Preparation Mix the butter and the icing sugar using the pastry hook. Mix the eggs and unpeeled almond flour, alternating the two ingredients. Lastly, mix in the sifted flour and knead until you have a homogenous mixture. Line 8 mono-portion tart cases and cool for at least 24 hours in the fridge at a temperature of 4°C. After resting, cook for 18 minutes on silicone mats at 160°C in a fan-assisted oven. 

 

GANACHE FOR THE TARTS

Preparation Bring the cream to the boil and pour over the chocolate blocks. Mix well. Cover the base of the tart with the chocolate, then add 10 g of Cesarin TuttaFrutta Pera, and pour the ganache on top.

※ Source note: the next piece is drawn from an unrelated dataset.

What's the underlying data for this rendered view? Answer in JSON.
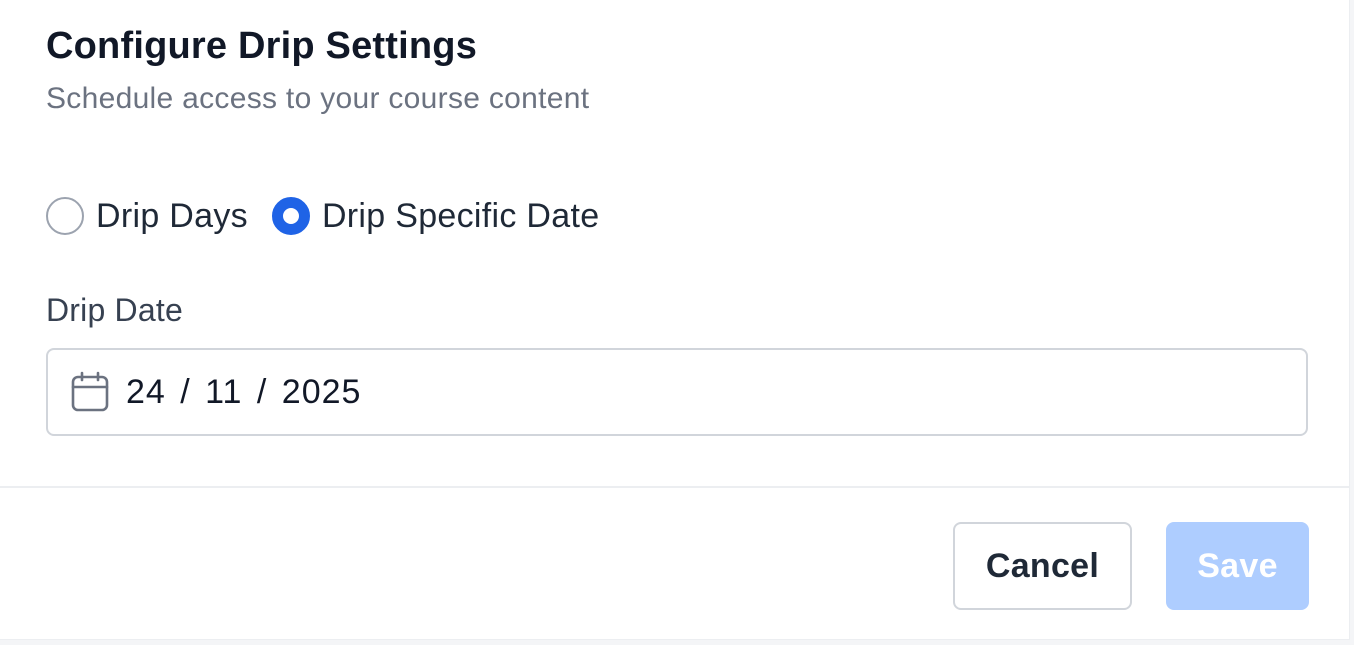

Lastly, put the tarts in the freezer. (Topping = 700 g melted white chocolate and 300 g of hot cocoa butter) 

CHESTNUT MOUSSE 

Soften the chestnut cream with a spatula and mix the cream with the whisk, mixing the two together until you have a homogenous mixture. Pour the mousse into an elliptical mould. Add 15 g of Cesarin TuttaFrutta Pear, smooth out and put in the freezer. Advice: To obtain and smooth, shiny ganache, pour the cream onto the chocolate, one third at a time, while mixing with a flat spatula. 

Preparation 

Place a disk of dark chocolate onto the tarts for a smooth, shiny surface. Top the desserts with the help of spray and some dark chocolate flocking (dark chocolate flocking = 175 g of melted dark chocolate and 75 g of hot cocoa butter). Then put the shaped chestnut dessert on to the chocolate disk, and decorate the cake with the dark chocolate and a Cesarin chestnut.